Je n’ai jamais connu la guerre. Pas celle des livres d’histoire, pas celle des tranchées, des bombardements ou des exils forcés. Mais avec le recul, qu’on me pardonne l’audace, j’en ai connu une. Ma guerre. Celle que je n’ai pas choisie, mais que j’ai dû mener. Une guerre sans bruit, sans fusils, sans drapeaux. Une guerre sociale, silencieuse, usante. Une guerre contre l’invisible : les regards, les silences, les soupirs, les portes closes. Contre les codes qu’on ne m’a jamais donnés, les réseaux auxquels je n’ai jamais eu accès, les noms que personne ne reconnaît.

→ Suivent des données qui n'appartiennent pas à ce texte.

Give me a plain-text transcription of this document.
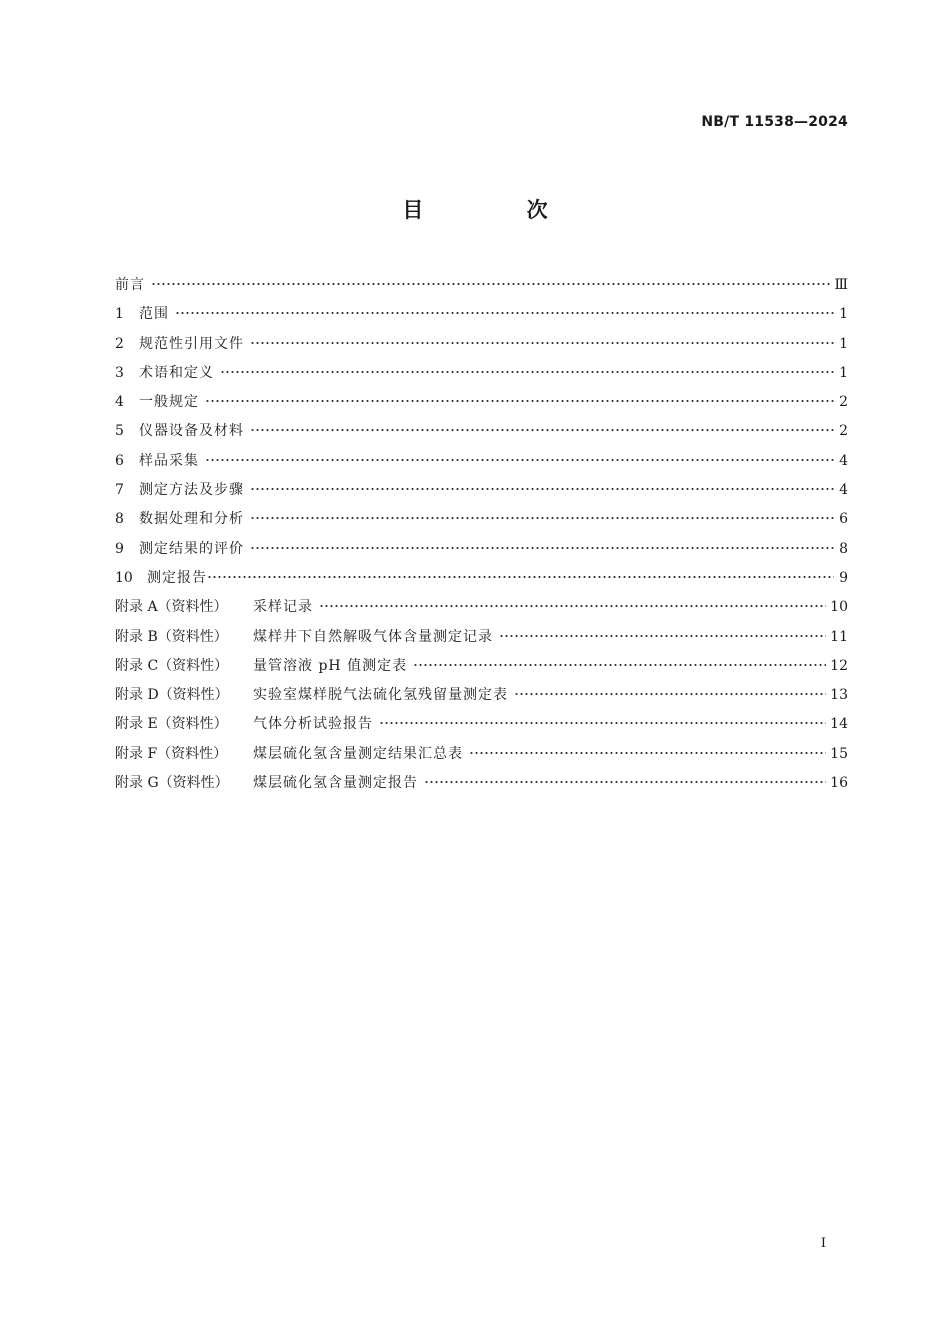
NB/T 11538—2024
目 次
前言	Ⅲ
1	范围	1
2	规范性引用文件	1
3	术语和定义	1
4	一般规定	2
5	仪器设备及材料	2
6	样品采集	4
7	测定方法及步骤	4
8	数据处理和分析	6
9	测定结果的评价	8
10	测定报告	9
附录 A（资料性）	采样记录	10
附录 B（资料性）	煤样井下自然解吸气体含量测定记录	11
附录 C（资料性）	量管溶液 pH 值测定表	12
附录 D（资料性）	实验室煤样脱气法硫化氢残留量测定表	13
附录 E（资料性）	气体分析试验报告	14
附录 F（资料性）	煤层硫化氢含量测定结果汇总表	15
附录 G（资料性）	煤层硫化氢含量测定报告	16
Ⅰ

Qui a dit qu’une guerre ne comptait que lorsqu’il y a des armes ? À chacun son peloton d’exécution. Le mien s’appelait “pas ta place”, “pas encore”, “pas toi”. Il tirait à blanc, mais chaque impact laissait une trace. Et pourtant, chaque jour, j’ai remis l’uniforme : celui de l’élève modèle, de la jeune femme déterminée, de la citoyenne exemplaire. J’ai continué d’avancer.

Une chaise autour de cette grande table où les choses se décident, se discutent, s’héritent, se transmettent. Une chaise pas pour regarder, pas pour applaudir, pas pour servir — mais pour parler, pour choisir, pour peser. Pour faire partie du monde qui agit, pas seulement de celui qui subit.

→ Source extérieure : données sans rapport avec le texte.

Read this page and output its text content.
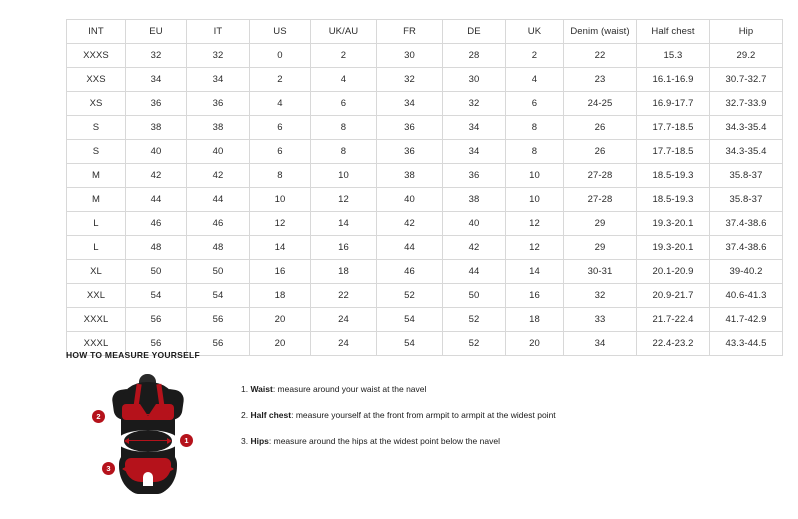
INT	EU	IT	US	UK/AU	FR	DE	UK	Denim (waist)	Half chest	Hip
XXXS	32	32	0	2	30	28	2	22	15.3	29.2
XXS	34	34	2	4	32	30	4	23	16.1-16.9	30.7-32.7
XS	36	36	4	6	34	32	6	24-25	16.9-17.7	32.7-33.9
S	38	38	6	8	36	34	8	26	17.7-18.5	34.3-35.4
S	40	40	6	8	36	34	8	26	17.7-18.5	34.3-35.4
M	42	42	8	10	38	36	10	27-28	18.5-19.3	35.8-37
M	44	44	10	12	40	38	10	27-28	18.5-19.3	35.8-37
L	46	46	12	14	42	40	12	29	19.3-20.1	37.4-38.6
L	48	48	14	16	44	42	12	29	19.3-20.1	37.4-38.6
XL	50	50	16	18	46	44	14	30-31	20.1-20.9	39-40.2
XXL	54	54	18	22	52	50	16	32	20.9-21.7	40.6-41.3
XXXL	56	56	20	24	54	52	18	33	21.7-22.4	41.7-42.9
XXXL	56	56	20	24	54	52	20	34	22.4-23.2	43.3-44.5
HOW TO MEASURE YOURSELF
1
2
3
1. Waist: measure around your waist at the navel
2. Half chest: measure yourself at the front from armpit to armpit at the widest point
3. Hips: measure around the hips at the widest point below the navel
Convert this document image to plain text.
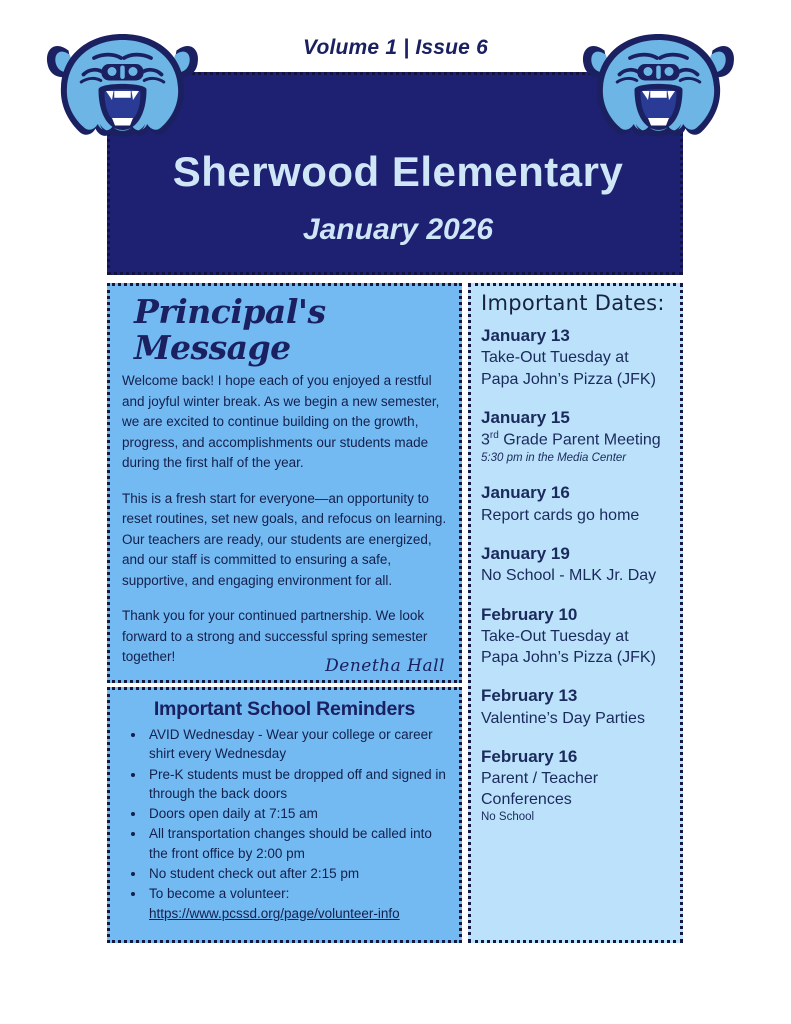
Volume 1 | Issue 6
Sherwood Elementary
January 2026
Principal's Message

Welcome back! I hope each of you enjoyed a restful and joyful winter break. As we begin a new semester, we are excited to continue building on the growth, progress, and accomplishments our students made during the first half of the year.

This is a fresh start for everyone—an opportunity to reset routines, set new goals, and refocus on learning. Our teachers are ready, our students are energized, and our staff is committed to ensuring a safe, supportive, and engaging environment for all.

Thank you for your continued partnership. We look forward to a strong and successful spring semester together!	Denetha Hall
Important School Reminders
• AVID Wednesday - Wear your college or career shirt every Wednesday
• Pre-K students must be dropped off and signed in through the back doors
• Doors open daily at 7:15 am
• All transportation changes should be called into the front office by 2:00 pm
• No student check out after 2:15 pm
• To become a volunteer:
https://www.pcssd.org/page/volunteer-info
Important Dates:
January 13
Take-Out Tuesday at
Papa John’s Pizza (JFK)
January 15
3rd Grade Parent Meeting
5:30 pm in the Media Center
January 16
Report cards go home
January 19
No School - MLK Jr. Day
February 10
Take-Out Tuesday at
Papa John’s Pizza (JFK)
February 13
Valentine’s Day Parties
February 16
Parent / Teacher
Conferences
No School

Dans une société qui se veut moderne, égalitaire et fondée sur la reconnaissance des efforts individuels, la méritocratie s’est imposée comme un idéal politique et moral. Elle est partout invoquée : dans les discours officiels, les politiques éducatives, les parcours d'excellence, les concours, les classements. Elle promet à chacun qu’il pourra, par son travail et ses compétences, s’élever dans la hiérarchie sociale, indépendamment de son origine ou de ses moyens. Pourtant, à y regarder de plus près, cette promesse semble souvent trahie par les faits.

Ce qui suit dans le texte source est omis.